Charlie, with a couple of extraordinary exceptions, the trustees at my local Podunk Tech are political appointees, and substantively worthless.
January 6th, 2016 at 1:44AM
Charlie, Yes really. Academia really is heavily Democrat. You didn’t know that? Wow.
Any MY study of the Board of Trustees? Charlie, it was Jack who made the comment about Republicans. You should be asking him for his study of the composition of the Board of Trustees. I was just responding to him.
And besides, who ever said a Democrat can’t be a corporate functionary. Ever hear of George Soros? And he’s not even in Oregon. You think maybe some corporate functionaries might be giving some money to the Clinton Foundation? What party do think corporate diversity officers vote for?
January 6th, 2016 at 3:29AM
Oops. the first “Any” should have been “And”

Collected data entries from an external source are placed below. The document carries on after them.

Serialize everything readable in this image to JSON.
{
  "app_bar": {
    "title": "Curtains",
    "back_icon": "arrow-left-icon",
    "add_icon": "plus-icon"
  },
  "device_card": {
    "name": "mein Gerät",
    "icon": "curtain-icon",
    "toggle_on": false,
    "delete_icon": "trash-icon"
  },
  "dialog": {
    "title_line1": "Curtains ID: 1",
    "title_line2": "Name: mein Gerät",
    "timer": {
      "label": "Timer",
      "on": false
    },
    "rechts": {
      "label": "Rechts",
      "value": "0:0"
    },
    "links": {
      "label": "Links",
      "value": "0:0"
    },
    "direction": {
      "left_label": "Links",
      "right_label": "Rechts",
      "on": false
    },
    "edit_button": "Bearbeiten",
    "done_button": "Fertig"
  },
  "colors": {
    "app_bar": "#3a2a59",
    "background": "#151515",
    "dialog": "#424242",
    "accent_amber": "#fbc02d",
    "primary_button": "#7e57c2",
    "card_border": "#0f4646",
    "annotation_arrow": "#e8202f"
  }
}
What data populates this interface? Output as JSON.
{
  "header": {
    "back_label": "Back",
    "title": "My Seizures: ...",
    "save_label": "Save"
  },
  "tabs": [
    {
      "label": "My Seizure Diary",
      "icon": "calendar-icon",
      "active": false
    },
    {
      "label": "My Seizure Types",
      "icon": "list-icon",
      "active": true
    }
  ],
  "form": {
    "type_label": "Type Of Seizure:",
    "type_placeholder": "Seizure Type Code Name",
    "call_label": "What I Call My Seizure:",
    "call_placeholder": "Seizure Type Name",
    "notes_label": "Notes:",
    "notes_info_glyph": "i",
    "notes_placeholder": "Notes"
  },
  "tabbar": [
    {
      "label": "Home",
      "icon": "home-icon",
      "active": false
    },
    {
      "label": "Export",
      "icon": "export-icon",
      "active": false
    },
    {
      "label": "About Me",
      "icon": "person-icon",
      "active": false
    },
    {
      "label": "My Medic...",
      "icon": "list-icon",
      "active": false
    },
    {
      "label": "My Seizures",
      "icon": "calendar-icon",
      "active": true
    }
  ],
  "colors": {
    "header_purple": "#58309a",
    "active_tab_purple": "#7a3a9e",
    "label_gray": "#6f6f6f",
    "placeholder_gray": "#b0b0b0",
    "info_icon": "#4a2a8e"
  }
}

January 6th, 2016 at 2:48PM
I dunno. Everyone loves to point out the liberalism of the humanities and yet the schools and professors that get paid the most and get the most privilege — hello College of Business — have a whole lot of conservatives and Republicans in them. And I’m not quite sure why anyone would just wave away the facts of where Boards of Regents increasingly lean. Every Regent in the University of Texas system is a GOP appointee. And the Regents have tremendous power in the UT System, so yes, the argument that “academic is heavily Democrat” is, I’m afraid, an argument that’s going to require a little more than simply imperious assertion followed by haughtily dismissing any questioning of it.
As for the original post, as a track guy, I guess I’m pleased to see my sport getting some attention in the public trough. I wouldn’t mock the idea of there being money in track, especially in Oregon. But as always, the public will get virtually no return on its investment, and could far better utilize or invest or otherwise benefit from a 1% sales tax.